Thursday, January 5, 2017

Undergraduate Students in Environmental Engineering Show Poor Information Literacy Skills

For many years I have taught information literacy skills to students in a course called Introduction to Environmental Engineering.  I discuss the various formats of the literature, the scholarly, communication process and the databases that the university provides that cover technical disciplines.  I always describe in detail the peer review process and tell how web sites do not undergo a rigorous evaluation before they are published.  Students are assigned to groups of 3 or 4 and must write a paper on one of these topics:

  • BP Oil Spill - Ethics and Safeguards
  • Reduction of Greenhouse Gases
  • Life Cycle Analysis of Hybrid vs Conventional Batteries
  • Bottled Water vs Tap Water
  • Landfilling: Municipal and Hazardous Waste
  • Arsenic in New Jersey
  • Flint Michigan Water Crisis
  • Deepwater Horizon Disaster


I asked the professor to give me the papers after the semester so that I can evaluate the information literacy skills.
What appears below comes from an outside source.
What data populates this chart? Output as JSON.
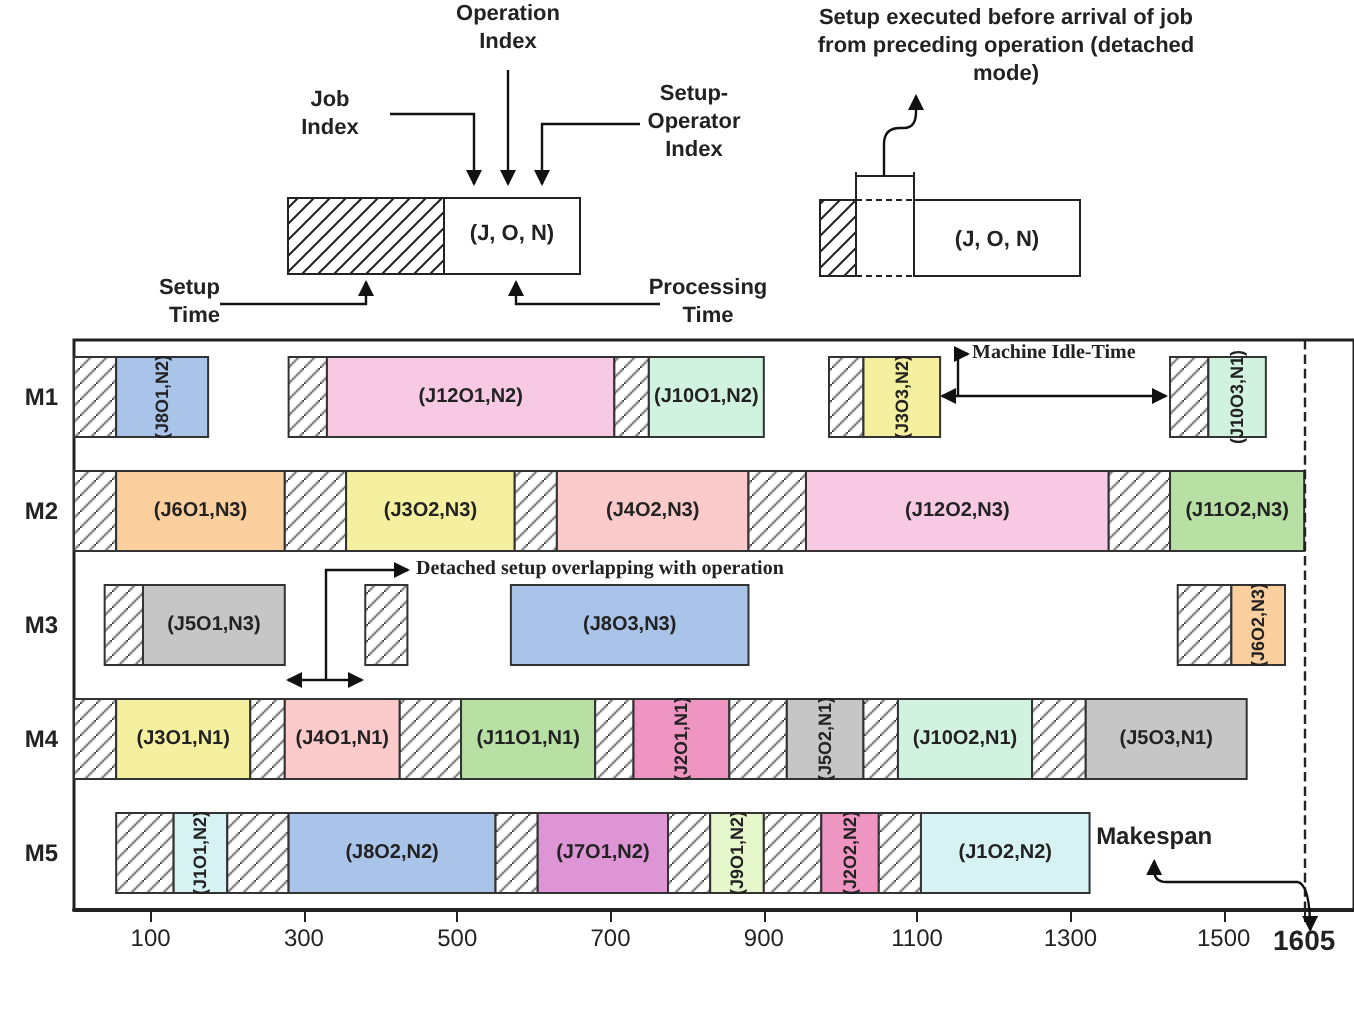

Only 25% of the references cited were from peer review journals.  I guess the student just prefer to use the web sites that they find by searching Google.  Also students made comments in the paper and did not substantiate them with literature references.


It is quite sad that even after getting information literacy training in freshman courses and in this environmental engineering class, students’ writing skills are poor.  Will they ever learn to use peer reviewed journal articles?